Make Backing Up A Daily Practice – SocialSafe

At the risk of sounding like a broken record, it’s becoming increasingly apparent that we need to back up our data – whatever form it is in – in case of any problems that may cause us to lose it. However this is by no means a new concept. If you can cast your mind back to the dark ages when you had to go and get your photos developed by Boots or Kodak for example, you’d be given the negatives as well as your prints so that you were able to reproduce them in the event of loss or damage. The same principle should apply for any content held online or by 3rd parties.

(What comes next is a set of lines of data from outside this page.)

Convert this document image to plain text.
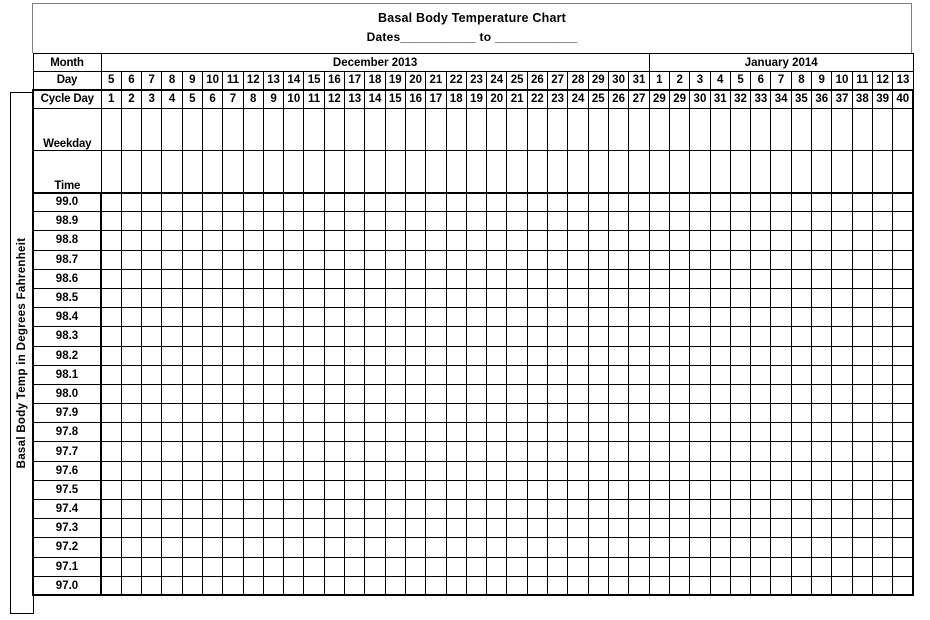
Basal Body Temperature Chart
Dates___________ to ____________
Basal Body Temp in Degrees Fahrenheit
Month	December 2013																											January 2014												
Day	5	6	7	8	9	10	11	12	13	14	15	16	17	18	19	20	21	22	23	24	25	26	27	28	29	30	31	1	2	3	4	5	6	7	8	9	10	11	12	13
Cycle Day	1	2	3	4	5	6	7	8	9	10	11	12	13	14	15	16	17	18	19	20	21	22	23	24	25	26	27	29	29	30	31	32	33	34	35	36	37	38	39	40
Weekday																																								
Time																																								
99.0																																								
98.9																																								
98.8																																								
98.7																																								
98.6																																								
98.5																																								
98.4																																								
98.3																																								
98.2																																								
98.1																																								
98.0																																								
97.9																																								
97.8																																								
97.7																																								
97.6																																								
97.5																																								
97.4																																								
97.3																																								
97.2																																								
97.1																																								
97.0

In the last few days this point has been backed up – if you’ll pardon the pun – by a couple of stories that cropped up on my radar. The first one you’re probably aware of as it was big news involving a big name – Google having a bit of a cock-up and deleting a shed load of Gmail users’ accounts. In fairness, the actual fraction of their users affected was quoted as being “less than 0.08%“, which reportedly equates to around 150,000 accounts. It’s easy to allay your fears by thinking “It won’t happen to me, that’s like a 1 in 150,000 chance”. Yet every week most of us buy lottery tickets in the hope that we are that 1 person in 14,000,000 or whatever the odds are on scooping that jackpot. It doesn’t quite add up if you ask me.

The second story was that of Om Malikfounder of GigaOM Network. He awoke on Friday to find that his Facebook account had been hacked and taken for a ride. Whilst Facebook is the world’s largest network of its kind, it is not the whole internet. However with Facebook Connect, millions of people, like Om, use the social network to log in to various other services across the world-wide web. Once he’d discovered that someone had been using his account for misendeavours, he emailed Facebook support, who after confirming the veracity of his claims, killed his account swiftly. So due to the actions of one, or possibly a group of hackers, Mr Malik was now without his Facebook account and the sprawling network of other sites he logged in to and engaged with from his mobile device.

The more and more of our activities we conduct in a virtual kingdom to which we do not hold the keys, the more and more we have to make sure that we watch our step and take the necessary precautions to avoid being left with nothing when the castles come tumbling down. Every day we take preventative measures to mitigate the possible loss of our possessions or decline in our health – setting the burglar alarm and brushing our teeth for example. Why should protecting online content be any different?